“Voglio scrivere e mi viene fuori schiuma, / voglio dire moltissimo e m’ingolfo; / ogni cifra parlata è successione, / ogni scritta piramide ha il suo nucleo”.
Con queste parole di Cesar Vallejo,1 Armando Andrade Tudela e Daniel Steegmann Mangrané ci invitano all’interno della loro conversazione attraverso una doppia personale da Francesca Minini a Milano, esortando a leggere liberamente le forme emerse dal proprio linguaggio scultoreo come una “scrittura di schiuma”, fatta al contempo di geometrie organiche e razionali.
Come una pioggia immobile, le tende di alluminio installate da Steegmann Mangrané suddividono con ordine lo spazio espositivo, rallentando il cammino e lo sguardo del visitatore con le loro velature argentate (⪞ e ⪝, 2021). Sta allo spettatore scegliere se attraversare le sottili catene, interrompendone l’immobilità, o se utilizzare le morbide aperture geometriche ritagliate nella loro trama come ripari per proseguire in silenzio il proprio percorso.
L’inevitabile coreografia che ne deriva, tra corpi e geometrie metalliche, è utile per dare forma all’esperienza espositiva, divisa in momenti più contenuti, adatti a far emergere i dialoghi fra opere e focalizzare così la nostra attenzione.
La leggerezza apparente delle catene di Steegmann Mangrané è in dialogo con le pelli cromate delle sculture di Andrade Tudela (Thin nut’s skin, 2021). La loro forma organica, derivata dalla membrana legnosa che separa i due gherigli all’interno delle noci, è qui espansa fuori misura grazie al processo scultoreo. L’origine vegetale è tradotta in epidermidi ferrose: lembi strappati, granulosi e irregolari ma pieni di vitalità, che, come animali in una foresta d’acciaio, si sorreggono e avvolgono attorno a lucidi cilindri sospesi a mezz’aria. Questo passaggio di stato, dall’organico al metallo, esalta la topografia di tali rilievi fitomorfi, ricchi di rughe e valli scoscese sulle loro superfici accartocciate, in netto contrasto con la solida regolarità delle sbarre cilindriche.
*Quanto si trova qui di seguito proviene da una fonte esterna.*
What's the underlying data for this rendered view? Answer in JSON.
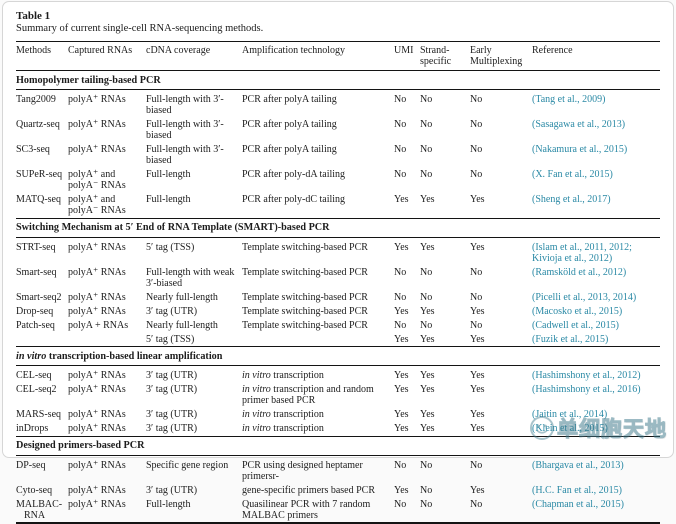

La geografia dei materiali è al centro anche della serie “Metamorphic map” (2021) di Steegmann Mangrané: attraverso grandi tessere di un mosaico murale, l’artista indaga il disegno geologico interno al marmo portoro, la cui riconoscibile ricchezza di colori risalta sulla superficie scura e opaca come fiumi in una cartina topografica lapidea. L’artista interrompe però tali disegni interni al marmo con tagli ondulati e ricorrenti, scomponendo il frammento originale in nuove mappe a rilievo di continenti minerali, terre emerse dal biancore delle pareti che, come isole appena formate, lentamente si separano all’inseguimento di invisibili movimenti tellurici.
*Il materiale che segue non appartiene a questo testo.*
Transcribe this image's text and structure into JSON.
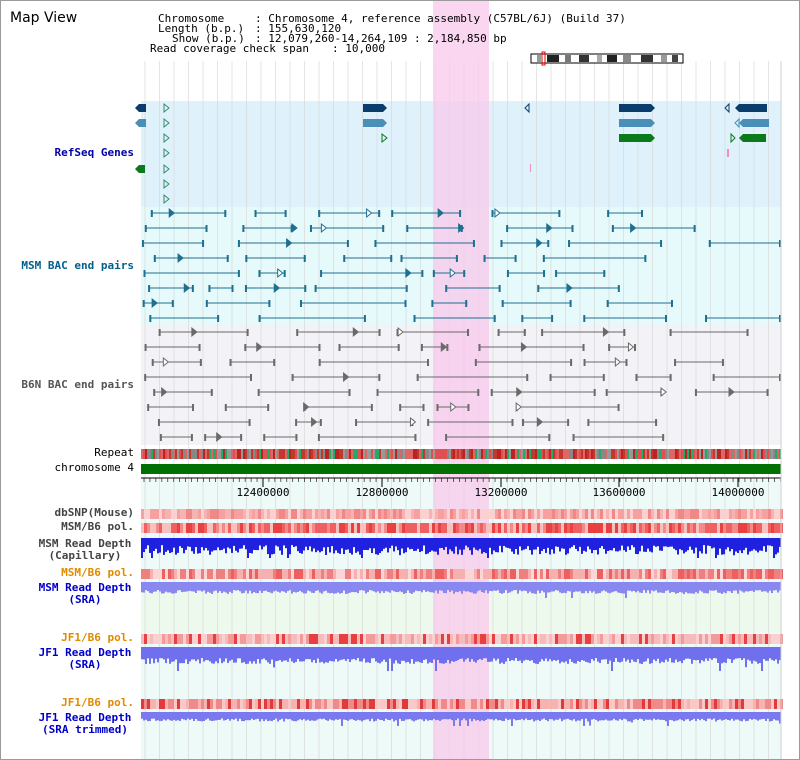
{
  "title": "Map View",
  "info": {
    "chromosome_label": "Chromosome",
    "chromosome_value": ": Chromosome 4, reference assembly (C57BL/6J) (Build 37)",
    "length_label": "Length (b.p.)",
    "length_value": ": 155,630,120",
    "show_label": "Show (b.p.)",
    "show_value": ": 12,079,260-14,264,109 : 2,184,850 bp",
    "read_span_label": "Read coverage check span",
    "read_span_value": ": 10,000"
  },
  "tracks": {
    "refseq": "RefSeq Genes",
    "msm_bac": "MSM BAC end pairs",
    "b6n_bac": "B6N BAC end pairs",
    "repeat": "Repeat",
    "chromosome": "chromosome 4",
    "dbsnp": "dbSNP(Mouse)",
    "msm_b6_pol": "MSM/B6 pol.",
    "msm_depth_cap_1": "MSM Read Depth",
    "msm_depth_cap_2": "(Capillary)",
    "msm_b6_pol_2": "MSM/B6 pol.",
    "msm_depth_sra_1": "MSM Read Depth",
    "msm_depth_sra_2": "(SRA)",
    "jf1_pol": "JF1/B6 pol.",
    "jf1_depth_sra_1": "JF1 Read Depth",
    "jf1_depth_sra_2": "(SRA)",
    "jf1_pol_2": "JF1/B6 pol.",
    "jf1_depth_trim_1": "JF1 Read Depth",
    "jf1_depth_trim_2": "(SRA trimmed)"
  },
  "axis_ticks": [
    "12400000",
    "12800000",
    "13200000",
    "13600000",
    "14000000"
  ],
  "colors": {
    "refseq_label": "#0000aa",
    "msm_label": "#005f8a",
    "b6n_label": "#555555",
    "pol_orange": "#e08a00",
    "depth_blue": "#0000cc",
    "highlight": "#f8c8ec",
    "chromosome_green": "#007000",
    "refseq_bg": "#dff2fb",
    "msm_bg": "#e6fafb",
    "b6n_bg": "#f3f3f7"
  }
}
Geometrie razionali ed elementi vegetali ritornano infine nell’ultima sala della mostra, dove due variazioni sul tema della colonna creano un nuovo ambiente, un giardino riparato, adatto a concludere questo dialogo espositivo.
Un ramoscello di legno, sezionato da Steegmann Mangrané per la sua lunghezza e ricostruito con cura, diventa la chiave di volta di un’architettura effimera, tenendo in tensione tre elastici scuri che uniscono pavimento e soffitto. Con la sua intrusione, questo perno vegetale suddivide la colonna in due forme piramidali, unite al centro dal suo nucleo delicato (geometric nature/biology, 2021).
Al loro fianco, una seconda colonna di ferro, laccata di un giallo lucido, contiene e comprime al suo interno abiti e oggetti da lavoro – sacche, gilet e giacche catarifrangenti – le cui cromie anonime si mescolano bene al colore del proprio contenitore. Anche nel lavoro di Andrade Tudela, le forme morbide dei corpi biologici, qui rappresentate per continuità dagli abiti da lavoro, si confrontano con la fredda rigidità di una geometria metallica che, a possibile metafora del processo industriale, costringe nei suoi limiti il corpo, le conoscenze e le abilità dei lavoratori, trasformandoli così in un bene di consumo (Strange arrangement of a skilled worker #1, 2021).